EU-Kommissionschef in der ARD Juncker warnt vor "Johnsons Propaganda"
Der scheidende EU-Kommissionspräsident Juncker hofft, dass sich die Neuwahl in Großbritannien nicht nur um den Brexit dreht. Das Land habe andere Probleme, sagte er im Interview mit der ARD, und es werde versucht, das zu vertuschen.
Ob die am 12. Dezember anstehende Wahl in Großbritannien eine Richtungsentscheidung über den Brexit wird, ist aus Sicht des scheidenden EU-Kommissionschefs Jean-Claude Juncker noch nicht zu beurteilen. "Ich habe zur Zeit noch keinen Einblick in die Programmatik der Parteien, die sich da in Großbritannien dem Wählervotum stellen", sagte er im Interview mit dem ARD-Studio Brüssel.
"Ich hätte doch gern, dass dies nicht wiederum ein Brexit-Wahlkampf wird. Großbritannien hat ja auch noch andere Probleme als Brexit - und diese Probleme sind größer geworden durch den Brexit. Es wird versucht, das zu vertuschen, aber sie sind halt größer geworden."
Auf die Frage, ob die Wahl den künftigen Brexit-Kurs des Landes mitbestimme, warnte Juncker davor, auf die "britische Propaganda von Johnson" hereinzufallen: "Es ist kein Referendum über den Brexit. Teilweise vielleicht - aber nicht nur."
"Perpetuum Mobile aus Lügen und gebrochenen Versprechen"
Juncker erklärte, wichtig sei ein Blick auf die Wahlprogramme: "Vor den Wahlen sagt man, was man nach den Wahlen tut." Wenn man aber vor den Wahlen sage: Wir scheiden am 31. Oktober aus, und dann scheide man nicht aus: "Das wirft doch einige Fragen auf, oder?
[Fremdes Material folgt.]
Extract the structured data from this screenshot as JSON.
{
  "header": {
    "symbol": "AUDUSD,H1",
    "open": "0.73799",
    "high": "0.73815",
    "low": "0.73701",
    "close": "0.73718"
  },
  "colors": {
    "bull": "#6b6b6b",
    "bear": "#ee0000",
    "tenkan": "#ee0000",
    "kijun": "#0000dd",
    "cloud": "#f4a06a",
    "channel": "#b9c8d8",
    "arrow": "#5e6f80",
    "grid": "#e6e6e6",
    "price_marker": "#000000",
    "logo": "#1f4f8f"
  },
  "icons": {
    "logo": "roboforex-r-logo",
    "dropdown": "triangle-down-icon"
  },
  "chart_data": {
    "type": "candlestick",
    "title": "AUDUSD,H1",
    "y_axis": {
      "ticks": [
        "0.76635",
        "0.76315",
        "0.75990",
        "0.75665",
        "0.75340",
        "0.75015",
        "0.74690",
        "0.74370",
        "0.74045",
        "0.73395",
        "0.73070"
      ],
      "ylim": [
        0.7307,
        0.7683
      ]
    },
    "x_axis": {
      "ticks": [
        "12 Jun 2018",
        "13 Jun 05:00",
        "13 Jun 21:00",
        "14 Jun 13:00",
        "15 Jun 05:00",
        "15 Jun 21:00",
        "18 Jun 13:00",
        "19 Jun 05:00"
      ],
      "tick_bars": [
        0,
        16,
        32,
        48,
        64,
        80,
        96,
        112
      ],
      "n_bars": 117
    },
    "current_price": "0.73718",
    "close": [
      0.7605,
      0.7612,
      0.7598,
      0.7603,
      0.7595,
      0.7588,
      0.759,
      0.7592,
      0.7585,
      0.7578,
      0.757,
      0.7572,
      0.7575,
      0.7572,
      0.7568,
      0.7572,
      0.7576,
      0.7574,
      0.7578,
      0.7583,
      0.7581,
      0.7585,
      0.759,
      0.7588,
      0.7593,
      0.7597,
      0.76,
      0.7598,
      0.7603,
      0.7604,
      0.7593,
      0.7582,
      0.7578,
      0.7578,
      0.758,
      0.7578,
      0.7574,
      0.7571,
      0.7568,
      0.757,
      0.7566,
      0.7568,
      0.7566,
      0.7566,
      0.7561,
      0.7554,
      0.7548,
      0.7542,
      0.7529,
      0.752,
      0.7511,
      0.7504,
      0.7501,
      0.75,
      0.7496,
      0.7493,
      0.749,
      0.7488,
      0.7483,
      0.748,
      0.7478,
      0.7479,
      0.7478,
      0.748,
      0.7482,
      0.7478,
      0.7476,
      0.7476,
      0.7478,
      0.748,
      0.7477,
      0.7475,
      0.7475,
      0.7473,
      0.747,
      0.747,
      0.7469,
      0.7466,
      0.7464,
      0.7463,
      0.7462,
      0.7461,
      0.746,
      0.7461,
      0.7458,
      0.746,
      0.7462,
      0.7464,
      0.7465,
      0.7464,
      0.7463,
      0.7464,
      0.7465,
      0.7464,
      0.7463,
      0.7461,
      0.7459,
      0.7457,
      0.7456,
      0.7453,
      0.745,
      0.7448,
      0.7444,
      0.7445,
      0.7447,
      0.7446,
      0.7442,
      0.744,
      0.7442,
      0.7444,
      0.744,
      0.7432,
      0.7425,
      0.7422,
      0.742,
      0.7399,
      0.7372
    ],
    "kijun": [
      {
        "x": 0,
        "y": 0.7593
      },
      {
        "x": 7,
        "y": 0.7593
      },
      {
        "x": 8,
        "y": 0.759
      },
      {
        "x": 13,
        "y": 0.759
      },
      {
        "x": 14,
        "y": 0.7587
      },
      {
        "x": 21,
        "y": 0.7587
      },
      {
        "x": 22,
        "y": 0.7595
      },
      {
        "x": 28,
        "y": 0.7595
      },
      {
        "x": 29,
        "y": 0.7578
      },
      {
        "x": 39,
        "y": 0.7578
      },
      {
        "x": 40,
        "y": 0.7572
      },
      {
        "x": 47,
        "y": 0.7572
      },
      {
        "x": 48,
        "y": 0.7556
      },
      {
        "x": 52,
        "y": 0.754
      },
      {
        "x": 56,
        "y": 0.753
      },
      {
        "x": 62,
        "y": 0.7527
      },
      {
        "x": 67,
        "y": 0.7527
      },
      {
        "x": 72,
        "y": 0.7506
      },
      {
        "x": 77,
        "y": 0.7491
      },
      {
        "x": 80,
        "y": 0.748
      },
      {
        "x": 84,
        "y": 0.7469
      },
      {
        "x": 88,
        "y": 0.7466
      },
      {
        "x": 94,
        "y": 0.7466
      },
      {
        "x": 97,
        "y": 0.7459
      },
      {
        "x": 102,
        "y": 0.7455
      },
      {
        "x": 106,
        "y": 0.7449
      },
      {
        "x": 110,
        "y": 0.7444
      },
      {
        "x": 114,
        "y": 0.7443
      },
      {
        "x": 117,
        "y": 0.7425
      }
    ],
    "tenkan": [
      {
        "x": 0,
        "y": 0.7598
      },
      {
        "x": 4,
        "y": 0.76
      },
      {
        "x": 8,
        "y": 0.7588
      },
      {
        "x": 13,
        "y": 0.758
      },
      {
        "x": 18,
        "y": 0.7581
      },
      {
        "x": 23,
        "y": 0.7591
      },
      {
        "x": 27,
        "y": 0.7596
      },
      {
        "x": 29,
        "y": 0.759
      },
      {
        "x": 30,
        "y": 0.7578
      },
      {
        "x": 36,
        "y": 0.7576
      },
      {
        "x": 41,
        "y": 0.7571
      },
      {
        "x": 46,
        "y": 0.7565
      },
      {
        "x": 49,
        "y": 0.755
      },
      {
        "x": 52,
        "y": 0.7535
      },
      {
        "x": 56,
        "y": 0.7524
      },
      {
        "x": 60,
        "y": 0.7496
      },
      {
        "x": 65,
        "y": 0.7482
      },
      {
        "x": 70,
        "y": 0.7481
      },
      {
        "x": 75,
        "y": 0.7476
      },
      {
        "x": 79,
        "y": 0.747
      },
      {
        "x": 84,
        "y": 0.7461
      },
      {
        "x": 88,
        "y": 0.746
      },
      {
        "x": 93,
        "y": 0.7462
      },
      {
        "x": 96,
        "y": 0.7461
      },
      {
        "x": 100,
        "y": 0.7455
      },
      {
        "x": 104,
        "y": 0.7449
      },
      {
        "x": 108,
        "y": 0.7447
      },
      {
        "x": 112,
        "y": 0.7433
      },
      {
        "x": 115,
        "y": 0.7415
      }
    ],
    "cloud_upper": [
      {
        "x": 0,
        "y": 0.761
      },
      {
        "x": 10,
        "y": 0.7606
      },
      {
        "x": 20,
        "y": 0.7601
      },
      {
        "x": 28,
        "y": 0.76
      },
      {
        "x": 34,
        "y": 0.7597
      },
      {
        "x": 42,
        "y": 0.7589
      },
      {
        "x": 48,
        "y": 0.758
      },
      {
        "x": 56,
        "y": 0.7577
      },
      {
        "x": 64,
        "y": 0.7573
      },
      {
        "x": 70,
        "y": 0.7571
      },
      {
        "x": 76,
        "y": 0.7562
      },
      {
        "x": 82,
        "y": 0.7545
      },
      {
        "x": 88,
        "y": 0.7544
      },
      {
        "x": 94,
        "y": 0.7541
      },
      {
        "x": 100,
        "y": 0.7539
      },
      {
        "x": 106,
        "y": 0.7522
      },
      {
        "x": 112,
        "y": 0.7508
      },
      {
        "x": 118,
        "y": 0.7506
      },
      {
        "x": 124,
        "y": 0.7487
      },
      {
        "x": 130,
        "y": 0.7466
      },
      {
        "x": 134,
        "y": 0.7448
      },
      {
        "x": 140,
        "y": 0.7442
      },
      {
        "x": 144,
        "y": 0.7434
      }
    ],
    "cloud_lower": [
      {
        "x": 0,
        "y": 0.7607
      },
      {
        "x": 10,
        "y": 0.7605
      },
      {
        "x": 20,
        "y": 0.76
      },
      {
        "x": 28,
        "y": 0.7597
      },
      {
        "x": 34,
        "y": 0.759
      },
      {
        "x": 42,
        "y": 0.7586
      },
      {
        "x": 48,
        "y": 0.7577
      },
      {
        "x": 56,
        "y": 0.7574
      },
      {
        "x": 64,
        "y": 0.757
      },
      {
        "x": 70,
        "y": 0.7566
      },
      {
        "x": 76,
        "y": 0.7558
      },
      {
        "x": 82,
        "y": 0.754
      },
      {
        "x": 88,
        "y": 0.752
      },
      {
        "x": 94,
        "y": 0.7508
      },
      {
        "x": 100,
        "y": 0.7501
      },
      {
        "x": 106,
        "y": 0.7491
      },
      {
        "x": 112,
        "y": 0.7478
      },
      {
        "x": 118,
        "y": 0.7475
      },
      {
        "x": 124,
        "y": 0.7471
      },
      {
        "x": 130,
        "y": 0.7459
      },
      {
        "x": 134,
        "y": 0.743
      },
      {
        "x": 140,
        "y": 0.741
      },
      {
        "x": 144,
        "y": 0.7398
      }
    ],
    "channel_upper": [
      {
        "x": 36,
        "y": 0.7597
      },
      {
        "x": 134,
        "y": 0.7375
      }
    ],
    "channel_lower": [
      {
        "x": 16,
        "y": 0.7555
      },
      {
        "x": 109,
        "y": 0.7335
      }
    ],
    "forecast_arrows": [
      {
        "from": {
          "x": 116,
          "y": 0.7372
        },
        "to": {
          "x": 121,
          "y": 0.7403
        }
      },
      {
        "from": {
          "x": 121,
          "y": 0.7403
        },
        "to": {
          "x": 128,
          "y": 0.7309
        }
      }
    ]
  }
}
Also ich sehe diesem Perpetuum Mobile der Versprechungen, der nicht eingehaltenen Versprechen und der immer wieder wiederholten Lügen nicht gespannt, aber auch nicht entspannt entgegen."
Den mit Großbritannien ausgehandelten Scheidungsvertrag hält Juncker "in allen Belangen für zielführend". Er habe sich "mit Boris Johnson gerauft, aber ich stehe zu dem Deal".
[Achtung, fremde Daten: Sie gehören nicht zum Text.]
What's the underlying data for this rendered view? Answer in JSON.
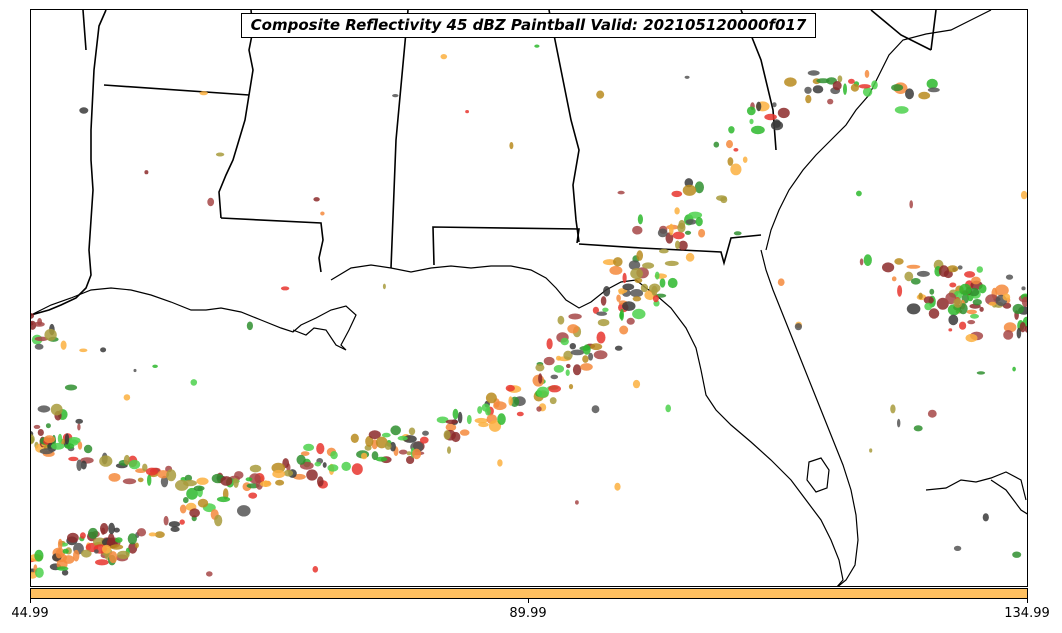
{
  "title": "Composite Reflectivity 45 dBZ Paintball Valid: 202105120000f017",
  "colorbar": {
    "color": "#ffc060",
    "tick_labels": [
      "44.99",
      "89.99",
      "134.99"
    ]
  },
  "ensemble_colors": [
    "#e8352e",
    "#f58a3c",
    "#fbb040",
    "#2db82d",
    "#4cd14c",
    "#2f8f2f",
    "#a89b3c",
    "#b98b1e",
    "#8c2a2a",
    "#a64747",
    "#555555",
    "#3a3a3a"
  ],
  "map_data": {
    "type": "paintball",
    "region": "Gulf Coast / Southeast US",
    "storm_bands": [
      {
        "name": "gulf-squall-band"
      },
      {
        "name": "florida-panhandle-band"
      },
      {
        "name": "southeast-coast-cluster"
      },
      {
        "name": "atlantic-offshore-cluster"
      }
    ]
  }
}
Zurückhaltung 2016 sei Fehler gewesen
Eine Wahlempfehlung für die Tories wollte Juncker dennoch nicht abgeben, auch wenn ein möglicher Wahlerfolg der Konservativen Partei die Annahme des mit der EU verhandelten Vertrages im britischen Unterhaus wahrscheinlicher machen könnte. "Ich habe mich - obwohl ich dazu oft Lust verspüre - nie in die Endentscheidungen der Wähler in den verschiedensten europäischen Ländern eingemischt."
Beim Brexit-Referendum 2016 sei es allerdings ein Fehler gewesen, sich zurückzuhalten. "Ich hätte mich beim Brexit-Referendum einmischen müssen, weil da viele Lügen erzählt wurden, denen niemand widersprochen hat", räumt Juncker ein. "Aber ich hatte dem damaligen Premier Cameron versprochen, mich nicht dazu zu äußern. Ich halte das für einen Fehler - es ging ja um Europa und nicht nur um Großbritannien."